Medicenna Therapeutics Corp. announced initiation of enrollment in the combination arm of the Phase 1/2 ABILITY (ABeta-only IL-2 ImmunoTherapY) study evaluating MDNA11, a long-acting, beta-enhanced not-alpha interleukin-2 (IL-2) super-agonist, with Merck?s pembrolizumab (KEYTRUDA®). The combination portion of the study is being conducted as part of the previously announced Clinical Trial Supply and Collaboration Agreement between Medicenna and Merck (known as MSD outside the United States and Canada) and is designed to evaluate the potential for a synergistic effect of MDNA11 with KEYTRUDA® in patients with advanced solid tumors.

In the Phase 1 monotherapy dose escalation and dose evaluation portions of the study, MDNA11 was well tolerated with promising single-agent activity.
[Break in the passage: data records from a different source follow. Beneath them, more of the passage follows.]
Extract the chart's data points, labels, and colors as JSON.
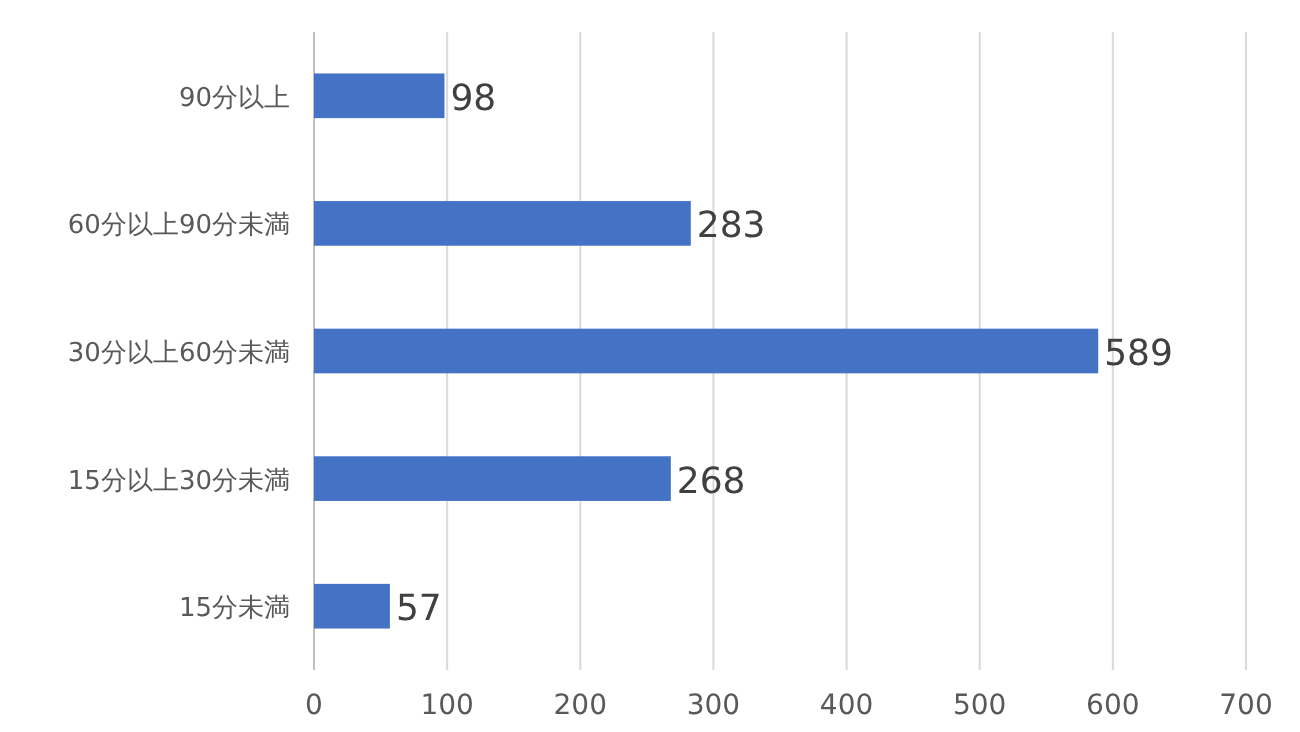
{
  "chart_data": {
    "type": "bar",
    "orientation": "horizontal",
    "categories": [
      "90分以上",
      "60分以上90分未満",
      "30分以上60分未満",
      "15分以上30分未満",
      "15分未満"
    ],
    "values": [
      98,
      283,
      589,
      268,
      57
    ],
    "color": "#4472c4",
    "xlim": [
      0,
      700
    ],
    "xticks": [
      0,
      100,
      200,
      300,
      400,
      500,
      600,
      700
    ],
    "grid": "x",
    "data_labels": true
  }
}
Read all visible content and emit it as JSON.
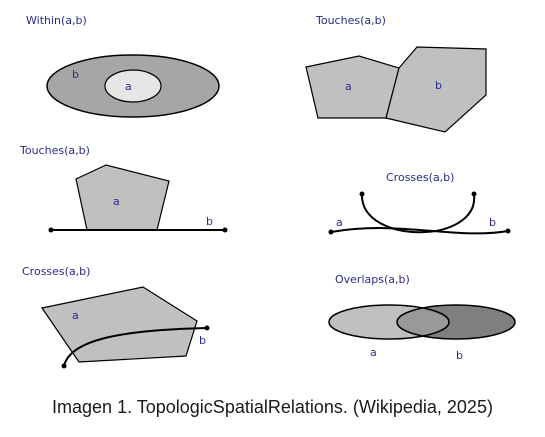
{
  "panels": {
    "within": {
      "title": "Within(a,b)",
      "label_a": "a",
      "label_b": "b"
    },
    "touches_polygons": {
      "title": "Touches(a,b)",
      "label_a": "a",
      "label_b": "b"
    },
    "touches_line": {
      "title": "Touches(a,b)",
      "label_a": "a",
      "label_b": "b"
    },
    "crosses_lines": {
      "title": "Crosses(a,b)",
      "label_a": "a",
      "label_b": "b"
    },
    "crosses_polygon": {
      "title": "Crosses(a,b)",
      "label_a": "a",
      "label_b": "b"
    },
    "overlaps": {
      "title": "Overlaps(a,b)",
      "label_a": "a",
      "label_b": "b"
    }
  },
  "caption": "Imagen 1. TopologicSpatialRelations. (Wikipedia, 2025)",
  "colors": {
    "light_fill": "#c0c0c0",
    "dark_fill": "#a6a6a6",
    "inner_fill": "#e6e6e6",
    "overlap_dark": "#7f7f7f",
    "label": "#2b2b8c"
  }
}
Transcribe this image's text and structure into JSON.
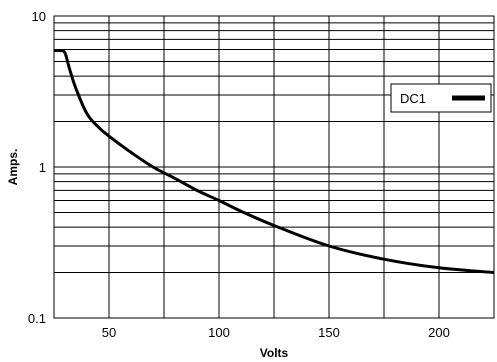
{
  "chart_data": {
    "type": "line",
    "title": "",
    "xlabel": "Volts",
    "ylabel": "Amps.",
    "xlim": [
      25,
      225
    ],
    "ylim": [
      0.1,
      10
    ],
    "yscale": "log",
    "grid": true,
    "x_ticks": [
      50,
      100,
      150,
      200
    ],
    "x_tick_labels": [
      "50",
      "100",
      "150",
      "200"
    ],
    "y_ticks": [
      0.1,
      1,
      10
    ],
    "y_tick_labels": [
      "0.1",
      "1",
      "10"
    ],
    "legend": {
      "placement": "top-right",
      "entries": [
        "DC1"
      ]
    },
    "series": [
      {
        "name": "DC1",
        "color": "#000000",
        "x": [
          25,
          28,
          30,
          32,
          35,
          40,
          45,
          50,
          60,
          70,
          80,
          90,
          100,
          110,
          125,
          150,
          175,
          200,
          225
        ],
        "y": [
          5.9,
          5.9,
          5.7,
          4.5,
          3.3,
          2.25,
          1.85,
          1.6,
          1.25,
          1.0,
          0.84,
          0.7,
          0.6,
          0.51,
          0.41,
          0.3,
          0.245,
          0.215,
          0.2
        ]
      }
    ]
  }
}
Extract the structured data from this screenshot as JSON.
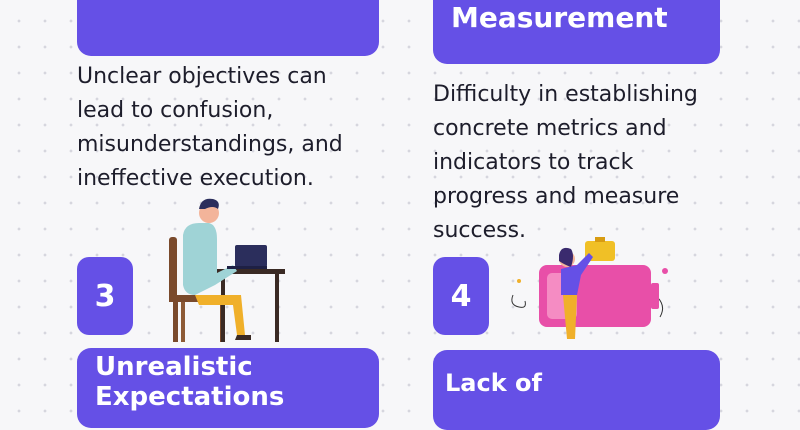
{
  "sections": [
    {
      "body": "Unclear objectives can\nlead to confusion,\nmisunderstandings, and\nineffective execution."
    },
    {
      "header": "Measurement",
      "body": "Difficulty in establishing\nconcrete metrics and\nindicators to track\nprogress and measure\nsuccess."
    },
    {
      "number": "3",
      "header": "Unrealistic\nExpectations"
    },
    {
      "number": "4",
      "header": "Lack of"
    }
  ],
  "colors": {
    "card": "#6550e6",
    "text": "#1d1d2b",
    "background": "#f7f7f9"
  },
  "icons": [
    "person-at-laptop-illustration",
    "person-with-battery-illustration"
  ]
}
As of the data cutoff date of October 26, 2023, responses included: one confirmed durable (> 1.5 years) and deep (100% resolution of target lesions) partial response in a heavily pretreated patient with metastatic pancreatic cancer and primary resistance to checkpoint inhibitor (CPI) therapy, one deep (70% resolution of target lesion) unconfirmed partial response in a patient with cutaneous melanoma with secondary resistance to CPI, both of whom continue on therapy and, multiple patients with extended stable disease and/or target lesion reductions. Solid tumors represent 90% of all cancers and although CPI therapies have shown promising advances in some types of immunosensitive cancers, more than 70% of patients do not respond to or become resistant to such therapies.

MDNA11, with its uniquely differentiating beta-enhanced not-alpha features, continues to be a potential best-in-class next-generation IL-2 super-agonist for treatment of advanced solid tumors. Pre-clinical data published in JITC in 2023 demonstrated that mice receiving both, MDNA11 and checkpoint inhibitors achieved complete tumor control even after multiple rechallenges when compared to either treatment alone, demonstrating the capacity for MDNA11 to sensitize solid tumors to checkpoint blockade. The ABILITY-1 Study is actively recruiting patients with different types of recurrent or metastatic solid tumors at multiple sites in the USA and Australia and is expected to initiate patient enrolment in Canada and South Korea.